In Spain, particularly since 2008, coinciding with the beginning of the economic crisis, many financial entities felt attracted by the idea of referencing the mortgage loans to alternative indices that did not present as much volatility as the Euribor. Among these indices was, precisely, the Mortgage Loan Reference Index.
The Mortgage Loan Reference Index (Índice de Referencia de los Préstamos Hipotecarios – hereinafter, “IRPH“) clause is one of the last fronts between the financial entities and the consumers. Analysing the situation, it can be noted that there are many judgments in which the IRPH clause was declared void because of transparency defects. However, it is the enlightening Supreme Court judgement number 699/2017, of 14 December (hereinafter, “STS 669/2017“), which has undoubtedly marked a milestone in this matter.
To such extent, the STS 669/2017 points out that the IRPH as such cannot be subject to a transparency review, as both the Council Directive 93/13/CE and Law 7/1998, of 13 April, on General Contract Conditions exclude from their scope the general conditions derived from legal and administrative provisions. That is to say, the Supreme Court makes it clear that the mere referencing of a mortgage loan to the IRPH does not imply a lack of transparency. That said, what can be judicially monitored is the use of such IRPH clause in a particular contract under the general conditions, based on the duty of information that concerns all predisposing professionals.
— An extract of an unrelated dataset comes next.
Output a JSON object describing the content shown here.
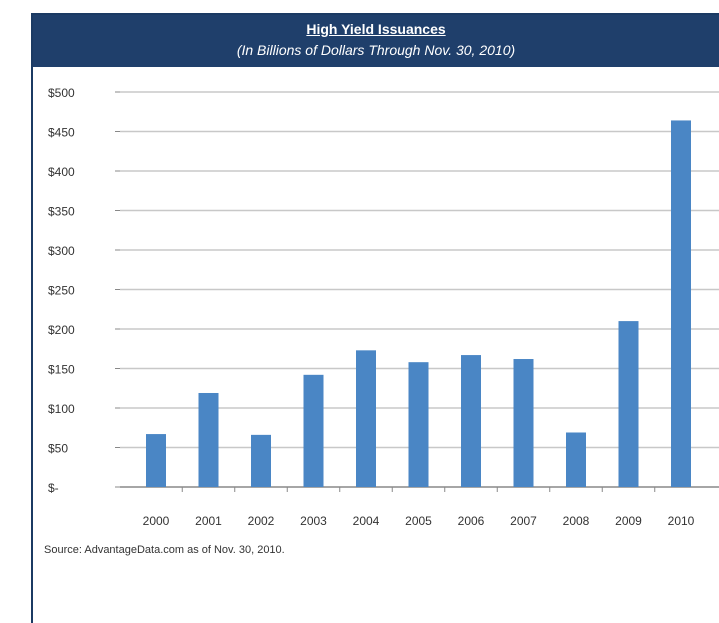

According to STS 669/2017, the financial entity cannot be required to explain in detail how an index supervised by the Bank of Spain works. Neither, from a transparency point of view, can the financial entities be required to offer the Euribor to the consumer, despite the fact that, after entering into the contract, it has been proven –in this particular case- that the referencing to Euribor would have been more beneficial for the consumers’ interest. This is a significant matter and, in fact, the STS 669/2017 refers expressly to the “retrospective bias”, in relation to the comparative evolution between the IRPH and the Euribor, to conclude that “it cannot be used as a guide for transparency control”.
Nevertheless, and in accordance with the particular vote set out, the projection of the transparency control made by the judgment is not consistent with the law. Moreover, the particular vote asserts that in this present case “no specific or additional information was provided” to the consumer and it concludes that the duty of information that affects all financial entities should be taken further.
In any case, the STS 669/2017 dismisses the invalidity action regarding the IRPH clause as it has been proven that the clause was clear and grammatically comprehensive, having offered the financial entity enough pre-contractual information to the consumer. For this reason, the Supreme Court understands that the consumer should have known and comprehended that the variable interest of the mortgage loan was calculated pursuant to an index previously determined.